We have successfully prepared a kind of pH-responsive drug carrier from the self-assembly of aromatic macrocycles. The aromatic carriers surrounded by ethylene oxide segment exhibited non-toxicity and biocompatibility. The protonation led the macrocycles to be positively charged, which resulted in the separation of porous carriers. Notably, the responsive carriers can recognize external acidic environment fully dependent on the concentration of macrocycles.
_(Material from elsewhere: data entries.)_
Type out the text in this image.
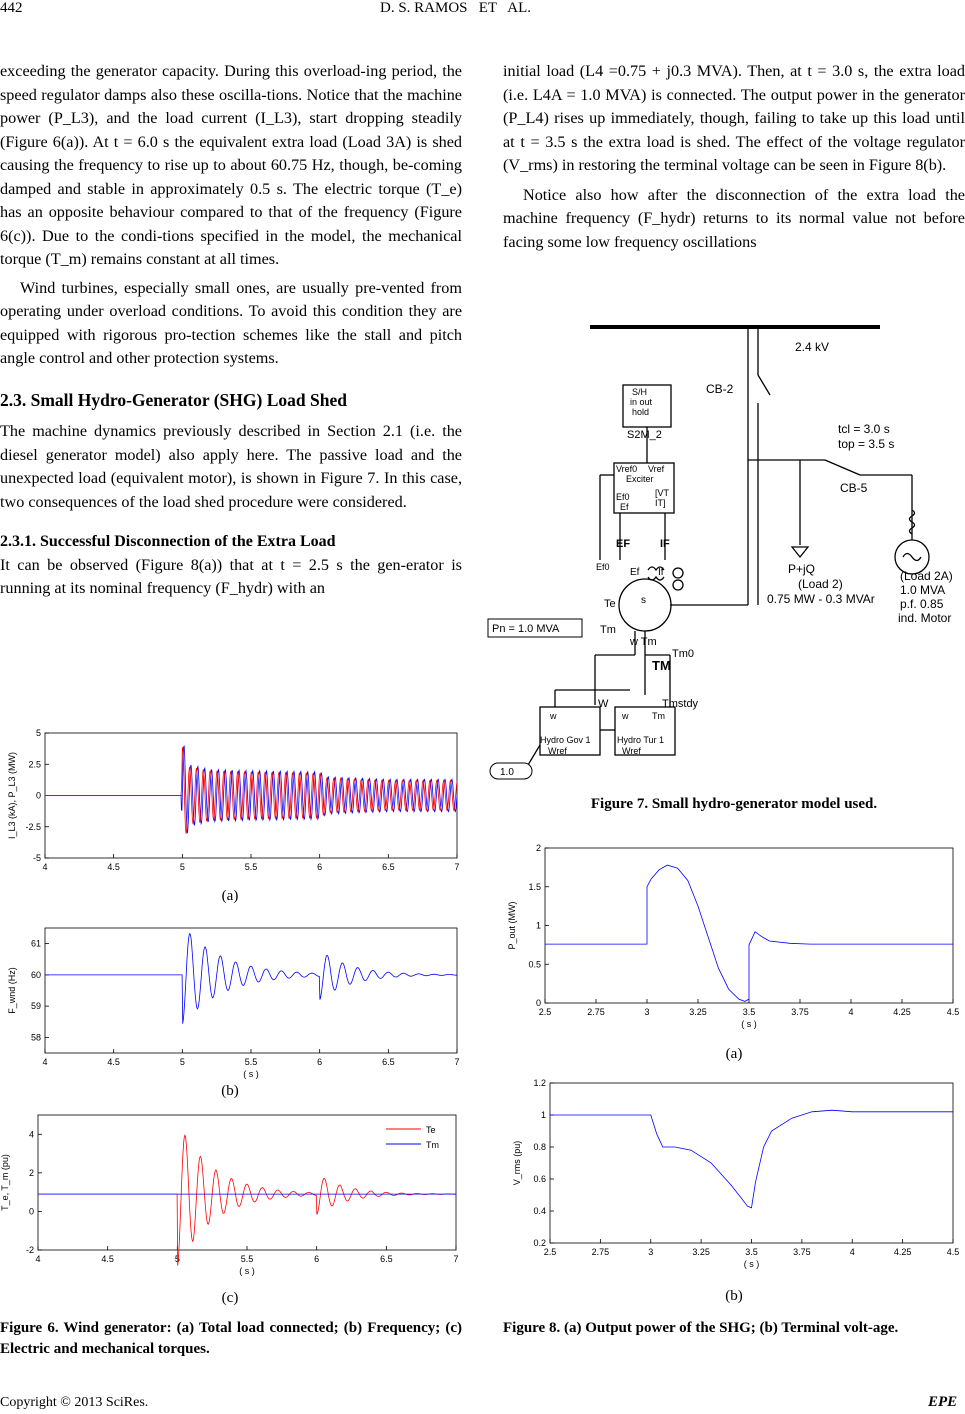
442	D. S. RAMOS   ET   AL.

exceeding the generator capacity. During this overload-ing period, the speed regulator damps also these oscilla-tions. Notice that the machine power (P_L3), and the load current (I_L3), start dropping steadily (Figure 6(a)). At t = 6.0 s the equivalent extra load (Load 3A) is shed causing the frequency to rise up to about 60.75 Hz, though, be-coming damped and stable in approximately 0.5 s. The electric torque (T_e) has an opposite behaviour compared to that of the frequency (Figure 6(c)). Due to the condi-tions specified in the model, the mechanical torque (T_m) remains constant at all times.

Wind turbines, especially small ones, are usually pre-vented from operating under overload conditions. To avoid this condition they are equipped with rigorous pro-tection schemes like the stall and pitch angle control and other protection systems.

2.3. Small Hydro-Generator (SHG) Load Shed

The machine dynamics previously described in Section 2.1 (i.e. the diesel generator model) also apply here. The passive load and the unexpected load (equivalent motor), is shown in Figure 7. In this case, two consequences of the load shed procedure were considered.

2.3.1. Successful Disconnection of the Extra Load

It can be observed (Figure 8(a)) that at t = 2.5 s the gen-erator is running at its nominal frequency (F_hydr) with an

initial load (L4 =0.75 + j0.3 MVA). Then, at t = 3.0 s, the extra load (i.e. L4A = 1.0 MVA) is connected. The output power in the generator (P_L4) rises up immediately, though, failing to take up this load until at t = 3.5 s the extra load is shed. The effect of the voltage regulator (V_rms) in restoring the terminal voltage can be seen in Figure 8(b).

Notice also how after the disconnection of the extra load the machine frequency (F_hydr) returns to its normal value not before facing some low frequency oscillations

4	4.5	5	5.5	6	6.5	7
-5
-2.5
0
2.5
5
I_L3 (kA), P_L3 (MW)
(a)
4	4.5	5	5.5	6	6.5	7
58
59
60
61
( s )
F_wnd (Hz)
(b)
4	4.5	5	5.5	6	6.5	7
-2
0
2
4
( s )
T_e, T_m (pu)
Te
Tm
(c)
Figure 6. Wind generator: (a) Total load connected; (b) Frequency; (c) Electric and mechanical torques.
2.4 kV
CB-2
CB-5
S/H
in out
hold
S2M_2	tcl = 3.0 s
top = 3.5 s
Vref0 Vref
Exciter
Ef0
Ef
[VT
IT]
EF	IF
Ef If
Ef0	P+jQ
(Load 2)
0.75 MW - 0.3 MVAr
(Load 2A)
1.0 MVA
p.f. 0.85
ind. Motor
Pn = 1.0 MVA
s
Te
Tm
w Tm
TM
Tm0
W	Tmstdy
w
Hydro Gov 1
Wref
w	Tm
Hydro Tur 1
Wref
1.0
Figure 7. Small hydro-generator model used.
2.5	2.75	3	3.25	3.5	3.75	4	4.25	4.5
0
0.5
1
1.5
2
( s )
P_out (MW)
(a)
2.5	2.75	3	3.25	3.5	3.75	4	4.25	4.5
0.2
0.4
0.6
0.8
1
1.2
( s )
V_rms (pu)
(b)
Figure 8. (a) Output power of the SHG; (b) Terminal volt-age.
Copyright © 2013 SciRes.	EPE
We found that the carriers dissolved into discrete macrocycles in mild acidic state with the pH close to 4.6. Thus the systems provided efficient anticancer effect with a low systemic cytotoxicity in vitro and in vivo. In particular, 2 with enhanced positive charge showed preferable inhibition than 1 for the efficient release of drug from the complete separation of carriers. Given these results, the work presented herein provides a practicable strategy for enhanced intracellular drug accumulation by regulating the charge of carriers to prompt efficient release of drug for cancer therapeutics.

Limitations of the Study

Although pH-responsive tubular assembly was successfully used to deliver drugs into cancer cell and reduce the side effect of residual drugs through full dissociation by charge control, responsive carriers lack the specific selectivity for cancer cell. Thus, we will graft a ligand with active targeting into tubular surrounding to develop their special recognition of cancer cell in further study.

Methods

All methods can be found in the accompanying Transparent Methods supplemental file.